S1PR1 internalization assay. BmMSCs cultured in CEM were rinsed with DPBS and incubated in serum-free CEM (SFM) for 2.5 hours. BmMSCs were detached using Accutase® (Sigma, A6964), rinsed once with cold SFM containing 5% charcoal-stripped FBS (to remove serum S1P), and resuspended in cold DPBS. 1x105 BmMSCs were stimulated with 1 µM S1P ligand in 100 µL FACS buffer (DPBS1X + 0.2% fatty acid free BSA + 0.1% sodium azide) at specific timepoints. Unstimulated BmMSCs served as 0 minute timepoint control. S1PR1 internalization was halted with 2 mL of ice cold FACS buffer and sample tubes were placed on ice. BmMSCs were stained for Sca1 (eBioscience clone: D7, APC-conjugated) and S1PR1 (R&D Systems clone: 713412, PE-conjugated) for 30 minutes on ice in 100 µL FACS Buffer, rinsed, and analyzed by flow cytometry.

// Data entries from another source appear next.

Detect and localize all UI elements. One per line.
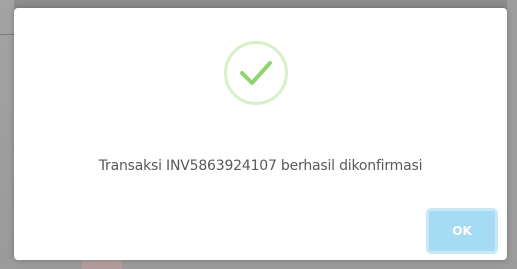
background-accent: [82, 260, 122, 269]
background-right-panel: [507, 0, 517, 269]
confirmation-dialog: Transaksi INV5863924107 berhasil dikonfi…: [14, 8, 507, 260]
background-divider: [0, 34, 14, 35]
checkmark-icon: [240, 61, 272, 85]
background-bottom-panel: [0, 259, 517, 269]
confirmation-message: Transaksi INV5863924107 berhasil dikonfi…: [98, 158, 423, 174]
background-left-panel: [0, 0, 14, 269]
ok-button[interactable]: OK: [426, 208, 498, 254]
success-check-icon: [224, 41, 288, 105]
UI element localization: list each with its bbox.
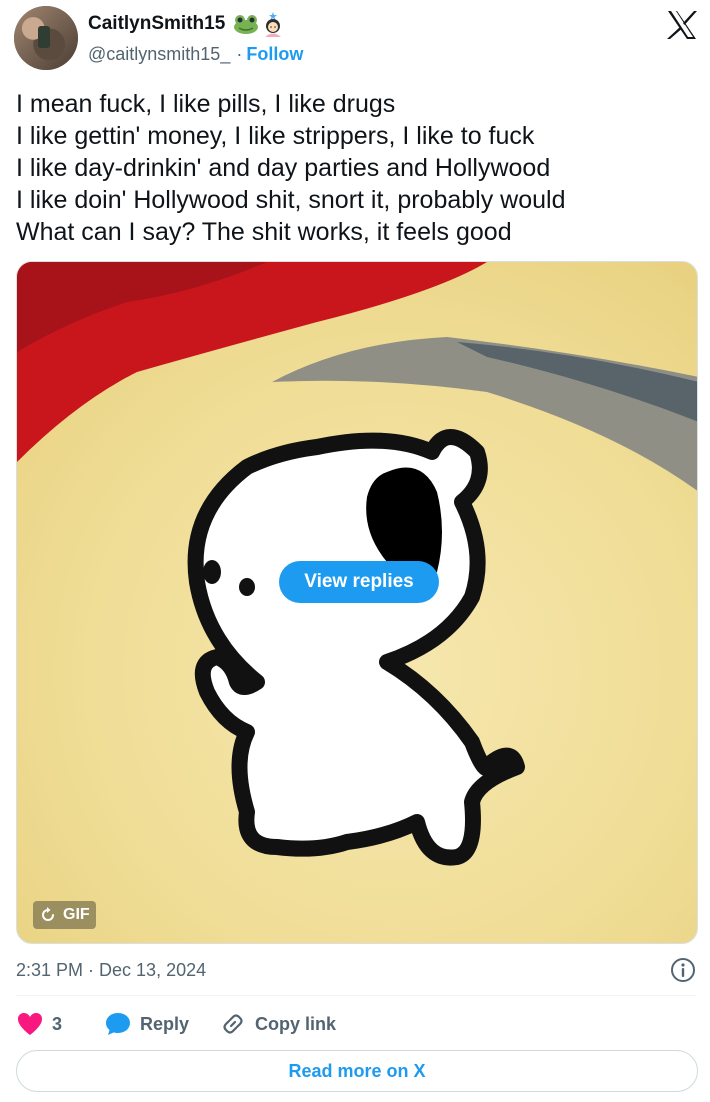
avatar-phone	[38, 26, 50, 48]
copy-link-label: Copy link	[255, 1013, 337, 1034]
divider	[16, 995, 696, 996]
user-handle[interactable]: @caitlynsmith15_	[88, 44, 230, 65]
tweet-timestamp[interactable]: 2:31 PM · Dec 13, 2024	[16, 957, 206, 983]
tweet-line: I like gettin' money, I like strippers, …	[16, 122, 535, 150]
heart-icon	[16, 1010, 44, 1038]
view-replies-button[interactable]: View replies	[279, 561, 439, 603]
reply-label: Reply	[140, 1013, 190, 1034]
tweet-line: I mean fuck, I like pills, I like drugs	[16, 90, 396, 118]
like-button[interactable]: 3	[16, 1010, 62, 1038]
handle-row: @caitlynsmith15_ · Follow	[88, 42, 303, 66]
link-icon	[219, 1010, 247, 1038]
separator: ·	[236, 43, 243, 64]
copy-link-button[interactable]: Copy link	[219, 1010, 336, 1038]
name-row: CaitlynSmith15	[88, 10, 285, 38]
tweet-line: I like day-drinkin' and day parties and …	[16, 154, 551, 182]
woman-emoji-icon	[261, 11, 285, 37]
gif-label: GIF	[63, 906, 90, 923]
frog-emoji-icon	[233, 14, 259, 34]
gif-frame-illustration	[17, 262, 697, 943]
x-logo-icon[interactable]	[666, 10, 698, 40]
action-bar: 3 Reply Copy link	[16, 1010, 336, 1038]
follow-link[interactable]: Follow	[246, 44, 303, 65]
tweet-header: CaitlynSmith15 @caitlynsmith15_ · Follow	[0, 0, 710, 80]
like-count: 3	[52, 1013, 63, 1034]
reply-bubble-icon	[104, 1010, 132, 1038]
gif-badge[interactable]: GIF	[33, 901, 96, 929]
tweet-line: What can I say? The shit works, it feels…	[16, 218, 512, 246]
info-icon[interactable]	[670, 957, 696, 983]
display-name[interactable]: CaitlynSmith15	[88, 13, 225, 35]
replay-icon	[39, 906, 57, 924]
avatar[interactable]	[14, 6, 78, 70]
reply-button[interactable]: Reply	[104, 1010, 189, 1038]
tweet-text: I mean fuck, I like pills, I like drugs …	[16, 88, 696, 248]
gif-media[interactable]: View replies GIF	[16, 261, 698, 944]
read-more-button[interactable]: Read more on X	[16, 1050, 698, 1092]
tweet-line: I like doin' Hollywood shit, snort it, p…	[16, 186, 566, 214]
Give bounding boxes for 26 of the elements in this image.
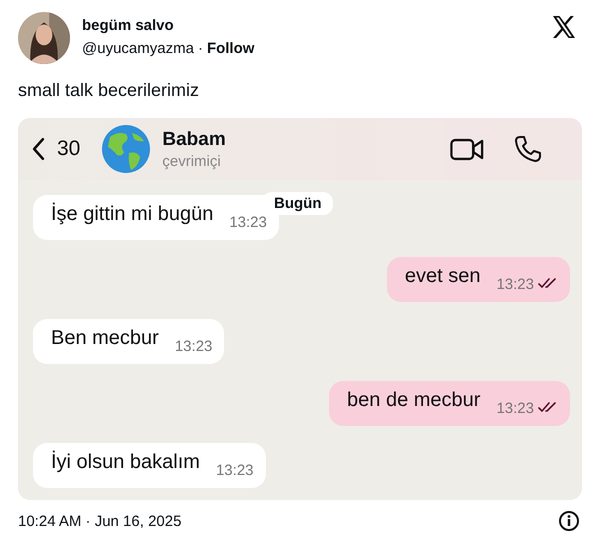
message-time: 13:23 — [216, 462, 254, 479]
tweet-timestamp[interactable]: 10:24 AM · Jun 16, 2025 — [18, 512, 182, 530]
message-text: Ben mecbur — [51, 327, 159, 350]
contact-name: Babam — [162, 128, 227, 150]
message-text: evet sen — [404, 265, 480, 288]
message-text: İyi olsun bakalım — [51, 451, 200, 474]
message-text: ben de mecbur — [347, 389, 480, 412]
message-time: 13:23 — [229, 214, 267, 231]
follow-link[interactable]: Follow — [206, 40, 254, 57]
message-time: 13:23 — [496, 400, 534, 417]
separator: · — [198, 40, 203, 57]
globe-icon — [102, 125, 150, 173]
message-time: 13:23 — [174, 338, 212, 355]
author-handle[interactable]: @uyucamyazma — [82, 40, 194, 57]
phone-call-icon[interactable] — [514, 135, 542, 163]
tweet-text: small talk becerilerimiz — [18, 80, 200, 102]
info-icon[interactable] — [558, 510, 580, 532]
chevron-icon — [32, 137, 45, 161]
video-call-icon[interactable] — [450, 136, 484, 162]
contact-status: çevrimiçi — [162, 152, 222, 170]
x-logo-icon[interactable] — [552, 16, 576, 38]
message-time: 13:23 — [496, 276, 534, 293]
author-name: begüm salvo — [82, 17, 175, 34]
back-button[interactable]: 30 — [32, 137, 80, 161]
date-badge: Bugün — [262, 192, 334, 215]
message-text: İşe gittin mi bugün — [51, 203, 214, 226]
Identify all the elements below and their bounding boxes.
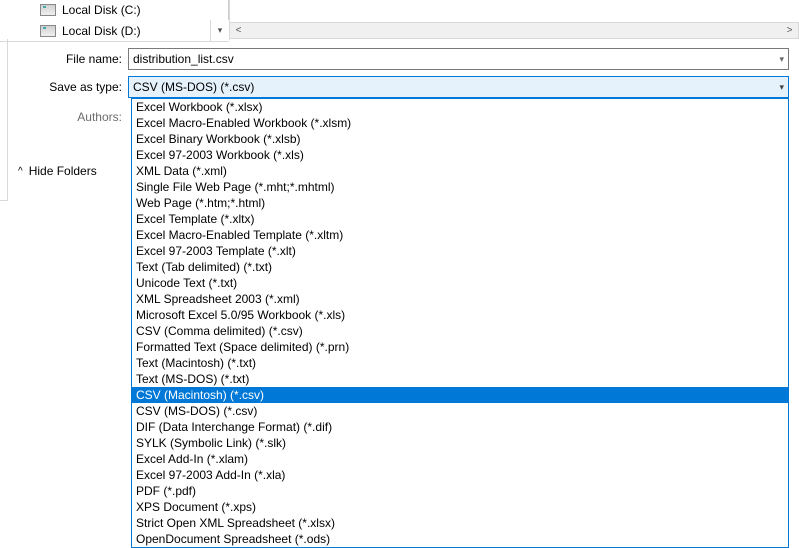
filetype-option[interactable]: XML Spreadsheet 2003 (*.xml) <box>132 291 788 307</box>
drive-icon <box>40 25 56 37</box>
saveastype-value: CSV (MS-DOS) (*.csv) <box>133 80 254 94</box>
filetype-option[interactable]: Excel 97-2003 Template (*.xlt) <box>132 243 788 259</box>
filetype-option[interactable]: Excel 97-2003 Workbook (*.xls) <box>132 147 788 163</box>
filetype-option[interactable]: PDF (*.pdf) <box>132 483 788 499</box>
filetype-option[interactable]: DIF (Data Interchange Format) (*.dif) <box>132 419 788 435</box>
filetype-option[interactable]: Microsoft Excel 5.0/95 Workbook (*.xls) <box>132 307 788 323</box>
filetype-option[interactable]: CSV (Macintosh) (*.csv) <box>132 387 788 403</box>
horizontal-scrollbar[interactable]: < > <box>229 22 799 39</box>
saveastype-combo[interactable]: CSV (MS-DOS) (*.csv) ▾ <box>128 76 789 98</box>
filetype-option[interactable]: Excel Template (*.xltx) <box>132 211 788 227</box>
chevron-down-icon: ▾ <box>218 25 223 36</box>
filetype-option[interactable]: Unicode Text (*.txt) <box>132 275 788 291</box>
filetype-option[interactable]: Text (Tab delimited) (*.txt) <box>132 259 788 275</box>
filetype-option[interactable]: XML Data (*.xml) <box>132 163 788 179</box>
filetype-option[interactable]: Formatted Text (Space delimited) (*.prn) <box>132 339 788 355</box>
chevron-up-icon: ^ <box>18 166 23 177</box>
filetype-option[interactable]: Single File Web Page (*.mht;*.mhtml) <box>132 179 788 195</box>
filename-label: File name: <box>0 52 128 66</box>
tree-expand-button[interactable]: ▾ <box>210 20 229 41</box>
tree-item-label: Local Disk (D:) <box>62 24 141 38</box>
filetype-option[interactable]: Excel Add-In (*.xlam) <box>132 451 788 467</box>
chevron-down-icon[interactable]: ▾ <box>779 54 784 65</box>
filetype-option[interactable]: XPS Document (*.xps) <box>132 499 788 515</box>
filetype-option[interactable]: SYLK (Symbolic Link) (*.slk) <box>132 435 788 451</box>
filetype-option[interactable]: Excel Macro-Enabled Template (*.xltm) <box>132 227 788 243</box>
drive-icon <box>40 4 56 16</box>
scroll-right-icon[interactable]: > <box>781 25 798 36</box>
tree-item-drive-d[interactable]: Local Disk (D:) <box>0 20 210 41</box>
filetype-option[interactable]: Text (MS-DOS) (*.txt) <box>132 371 788 387</box>
tree-item-drive-c[interactable]: Local Disk (C:) <box>0 0 229 20</box>
saveastype-dropdown-list[interactable]: Excel Workbook (*.xlsx)Excel Macro-Enabl… <box>131 98 789 548</box>
authors-label: Authors: <box>0 110 128 124</box>
filename-input[interactable]: distribution_list.csv ▾ <box>128 48 789 70</box>
hide-folders-label: Hide Folders <box>29 164 97 178</box>
filetype-option[interactable]: Text (Macintosh) (*.txt) <box>132 355 788 371</box>
filename-value: distribution_list.csv <box>133 52 234 66</box>
filetype-option[interactable]: Strict Open XML Spreadsheet (*.xlsx) <box>132 515 788 531</box>
filetype-option[interactable]: Excel Macro-Enabled Workbook (*.xlsm) <box>132 115 788 131</box>
chevron-down-icon[interactable]: ▾ <box>779 82 784 93</box>
filetype-option[interactable]: CSV (MS-DOS) (*.csv) <box>132 403 788 419</box>
saveastype-label: Save as type: <box>0 80 128 94</box>
filetype-option[interactable]: Web Page (*.htm;*.html) <box>132 195 788 211</box>
filetype-option[interactable]: Excel Binary Workbook (*.xlsb) <box>132 131 788 147</box>
tree-item-label: Local Disk (C:) <box>62 3 141 17</box>
hide-folders-button[interactable]: ^ Hide Folders <box>18 164 97 178</box>
filetype-option[interactable]: OpenDocument Spreadsheet (*.ods) <box>132 531 788 547</box>
filetype-option[interactable]: CSV (Comma delimited) (*.csv) <box>132 323 788 339</box>
scroll-left-icon[interactable]: < <box>230 25 247 36</box>
filetype-option[interactable]: Excel Workbook (*.xlsx) <box>132 99 788 115</box>
filetype-option[interactable]: Excel 97-2003 Add-In (*.xla) <box>132 467 788 483</box>
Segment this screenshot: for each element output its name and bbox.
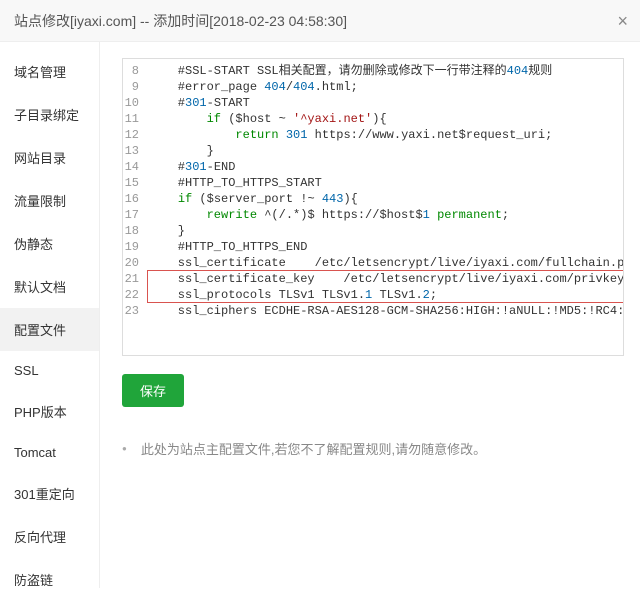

Statistical analyses. All data were graphed utilizing GraphPad Prism v.7 and statistically evaluated using GraphPad Prism v.7 or Microsoft Office Excel program. Taking into consideration time and strain (WT and Grk3-/-), the bone marker qRT-PCR, CCK-8 proliferation, and S1PR1 internalization was statistically analyzed using a RM two-way ANOVA with Sidak’s multiple comparison test, a method preferred over Bonferroni due to increased power (17, 18). Similarly, taking into consideration time and strain (WT and Grk3-/-) but with multiple treatment groups, the SKI-treated CCK-8 proliferation was analyzed using a RM two-way ANOVA with Tukey’s multiple comparison test for pairwise comparisons (17, 19). Student’s t-test compared two independent groups (WT and Grk3-/-) for the CXCL12-detection ELISA, microcomputed tomography data, and western blot densitometry. Taking into consideration three independent groups (empty vector, GRK2, and GRK3), the β-arrestin recruitment assay was analyzed by one-way ANOVA with Dunnett’s multiple comparison test, which compared each group to the control (empty vector) (17, 20).